Ey Göz, Güzel Gör!
"Güzel gören güzel düşünür;" güzel düşünen, ruhunda iyi şeylerin tohumlarını inkişaf ettirir ve sînesinde kurduğu cennetlerde yaşar gider…
Dünya, bazen karanlıklarla dolu görünür. İnsan hayatında fırtınalar kopar, dalgalar sahilleri döver, bazen de umutla kurulan gemileri sarsar. Yokuşlar bizi yorar, nefesimizi keser. Karanlık bir tünelde yürüyor gibi hissettiğimiz zamanlar olur. Kimi günler bir gece kadar karanlık geçer.
Oysa biz, bu karanlıkların peşine düşmek için değil, içimizde taşıdığımız ışığı çoğaltmak için buradayız. Gördüğümüz her şeyin ardındaki güzellikleri fark etmek, kusurların ve eksiklerin ötesine bakarak, Rabbimizin her işinde bir hikmet, bir rahmet olduğunu bilmek bizim vazifemiz. Güzel görüp, güzel düşünmek; güzel düşünüp hayatı, her anıyla bir hikmet tecellisi olarak yaşamak bizim düsturumuz.
Üstad, bu düsturun ete kemiğe bürünmüş hali gibidir. O, Rabbine karşı tam bir güven ve teslimiyet içinde yaşadığı için, dış dünyanın karanlıklarını ruh dünyasına taşımamış, aksine, bu dış karanlıkların ortasında kendi iç nurunu çoğaltarak bir ışık kaynağına dönüşmüştür. Tefekkürle kainatı okumuş, her varlık ve hadiseyi Allah’ın bir ayeti olarak görmüş, böylece hakikatin izlerini sürmüştür. O her türlü sıkıntıya ve dünya çapında bir yalnızlığa rağmen, sıkıntılar karşısında bir insanın doğal refleksi olan şikâyeti reddederek, hayatını iman hizmetine adamakla kalmamış, karşılaştığı her durumu hakikat namına bir ders olarak değerlendirmiştir.

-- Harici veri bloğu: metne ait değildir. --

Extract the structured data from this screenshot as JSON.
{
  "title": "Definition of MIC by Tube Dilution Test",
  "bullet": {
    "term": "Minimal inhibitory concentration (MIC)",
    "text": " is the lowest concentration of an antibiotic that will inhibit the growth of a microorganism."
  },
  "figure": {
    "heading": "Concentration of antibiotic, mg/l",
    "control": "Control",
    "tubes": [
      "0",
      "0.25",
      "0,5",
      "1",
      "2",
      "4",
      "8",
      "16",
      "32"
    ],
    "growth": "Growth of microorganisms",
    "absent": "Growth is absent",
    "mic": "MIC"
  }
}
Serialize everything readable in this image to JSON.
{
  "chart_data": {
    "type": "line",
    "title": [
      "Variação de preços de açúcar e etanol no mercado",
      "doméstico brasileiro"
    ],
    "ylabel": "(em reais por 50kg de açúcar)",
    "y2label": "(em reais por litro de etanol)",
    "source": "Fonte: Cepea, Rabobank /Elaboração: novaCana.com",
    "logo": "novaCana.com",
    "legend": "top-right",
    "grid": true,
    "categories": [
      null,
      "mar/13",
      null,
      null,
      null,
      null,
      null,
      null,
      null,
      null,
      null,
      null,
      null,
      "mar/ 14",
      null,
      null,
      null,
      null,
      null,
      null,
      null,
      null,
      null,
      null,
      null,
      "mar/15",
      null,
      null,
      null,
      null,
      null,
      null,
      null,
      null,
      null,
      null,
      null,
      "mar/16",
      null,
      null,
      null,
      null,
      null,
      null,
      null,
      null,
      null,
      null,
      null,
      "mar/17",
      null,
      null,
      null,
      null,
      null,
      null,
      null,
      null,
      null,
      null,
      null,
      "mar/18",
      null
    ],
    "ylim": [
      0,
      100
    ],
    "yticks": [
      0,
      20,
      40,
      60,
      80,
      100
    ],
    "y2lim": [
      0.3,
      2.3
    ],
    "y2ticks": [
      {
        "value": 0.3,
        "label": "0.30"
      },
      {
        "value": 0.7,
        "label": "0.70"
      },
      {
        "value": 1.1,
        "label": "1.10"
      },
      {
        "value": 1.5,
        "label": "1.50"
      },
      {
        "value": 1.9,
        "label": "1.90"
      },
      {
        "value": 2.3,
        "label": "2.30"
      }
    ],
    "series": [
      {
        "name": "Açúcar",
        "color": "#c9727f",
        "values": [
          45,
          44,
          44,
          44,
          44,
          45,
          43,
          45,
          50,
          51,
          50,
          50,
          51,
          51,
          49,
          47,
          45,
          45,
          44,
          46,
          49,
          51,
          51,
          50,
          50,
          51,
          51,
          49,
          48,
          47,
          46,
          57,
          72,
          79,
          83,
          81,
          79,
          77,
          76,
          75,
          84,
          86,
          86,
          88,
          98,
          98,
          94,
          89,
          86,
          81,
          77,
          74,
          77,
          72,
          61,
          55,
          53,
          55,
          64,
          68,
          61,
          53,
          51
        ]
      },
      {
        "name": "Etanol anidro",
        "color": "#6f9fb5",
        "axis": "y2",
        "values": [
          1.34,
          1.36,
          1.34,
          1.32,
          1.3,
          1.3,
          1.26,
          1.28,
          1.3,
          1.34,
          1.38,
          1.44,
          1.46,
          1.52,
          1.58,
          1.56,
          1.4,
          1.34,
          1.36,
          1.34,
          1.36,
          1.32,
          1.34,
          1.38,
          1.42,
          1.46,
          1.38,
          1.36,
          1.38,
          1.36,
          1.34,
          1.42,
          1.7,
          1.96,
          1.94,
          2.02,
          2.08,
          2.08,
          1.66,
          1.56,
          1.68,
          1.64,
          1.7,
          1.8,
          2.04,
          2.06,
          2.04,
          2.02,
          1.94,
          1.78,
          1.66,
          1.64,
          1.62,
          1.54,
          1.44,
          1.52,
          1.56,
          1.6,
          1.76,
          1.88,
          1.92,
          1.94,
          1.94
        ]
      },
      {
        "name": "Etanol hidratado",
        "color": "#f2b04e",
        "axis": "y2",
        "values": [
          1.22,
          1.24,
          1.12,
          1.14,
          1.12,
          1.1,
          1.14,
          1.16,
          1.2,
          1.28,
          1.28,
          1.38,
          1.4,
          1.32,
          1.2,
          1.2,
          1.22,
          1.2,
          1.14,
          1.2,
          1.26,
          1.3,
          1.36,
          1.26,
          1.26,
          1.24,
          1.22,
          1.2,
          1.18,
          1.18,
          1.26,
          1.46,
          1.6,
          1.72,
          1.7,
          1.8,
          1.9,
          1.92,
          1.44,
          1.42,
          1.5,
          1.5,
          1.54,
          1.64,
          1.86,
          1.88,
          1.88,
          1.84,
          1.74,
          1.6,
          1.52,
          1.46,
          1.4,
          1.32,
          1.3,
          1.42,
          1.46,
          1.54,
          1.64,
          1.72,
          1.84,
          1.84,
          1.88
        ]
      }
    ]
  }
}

Tüm zorluklara, sürgünlere, hapis hayatına ve zulme rağmen, bu dünyayı bir isyan yeri değil, bir imtihan sahnesi olarak görmüş; her şartta, vazifesini en güzel şekilde yerine getirmeye odaklanmıştır. Hapishane bile O’nun için bir medrese-i Yusufiye olmuş; zulüm, kendisine daha fazla hizmet etme fırsatı olarak görünmüştür.
Üstad, zulmün ortasında Risale-i Nur’ları yazarak, bir insanın iman gücüyle nasıl dimdik durabileceğini gösterdi. Hocamız ise en zorlu şartlarda dahi, kötülükleri içselleştirmeden, daima güzellikleri görmeye ve göstermeye çalıştı. Şikâyet, isyan ve karamsarlığı bu yolun yolcusuna hiç yakıştırmadı. Her zorluğun bir rahmet kapısını araladığını, her sıkıntının sonunda, sabredenler için bir müjde olduğunu hatırlattı.
İşte bu iki aziz şahsiyetin yürüdüğü yolda ilerlemek, bizim hayatımızı anlamlı kılan en önemli mihenk taşıdır. Biz de her şartta Rabbimize karşı hüsnüzan ile hareket etmekle mükellefiz. Çünkü bu yol, bizim de yolumuzdur.
Bizler de Üstadımız gibi sinemizde bir cennet kurmalı, orada yaşamalı ve oradan seslenmeliyiz:
“Ey göz, güzel gör! Çünkü gördüğün Rabbinden bir tecellidir. Ey gönül, güzel düşün! Çünkü her şeyde bir hayır gizlidir. Ey insan, sabret! Çünkü sabredenler için vaat edilmiş güzellikler vardır.”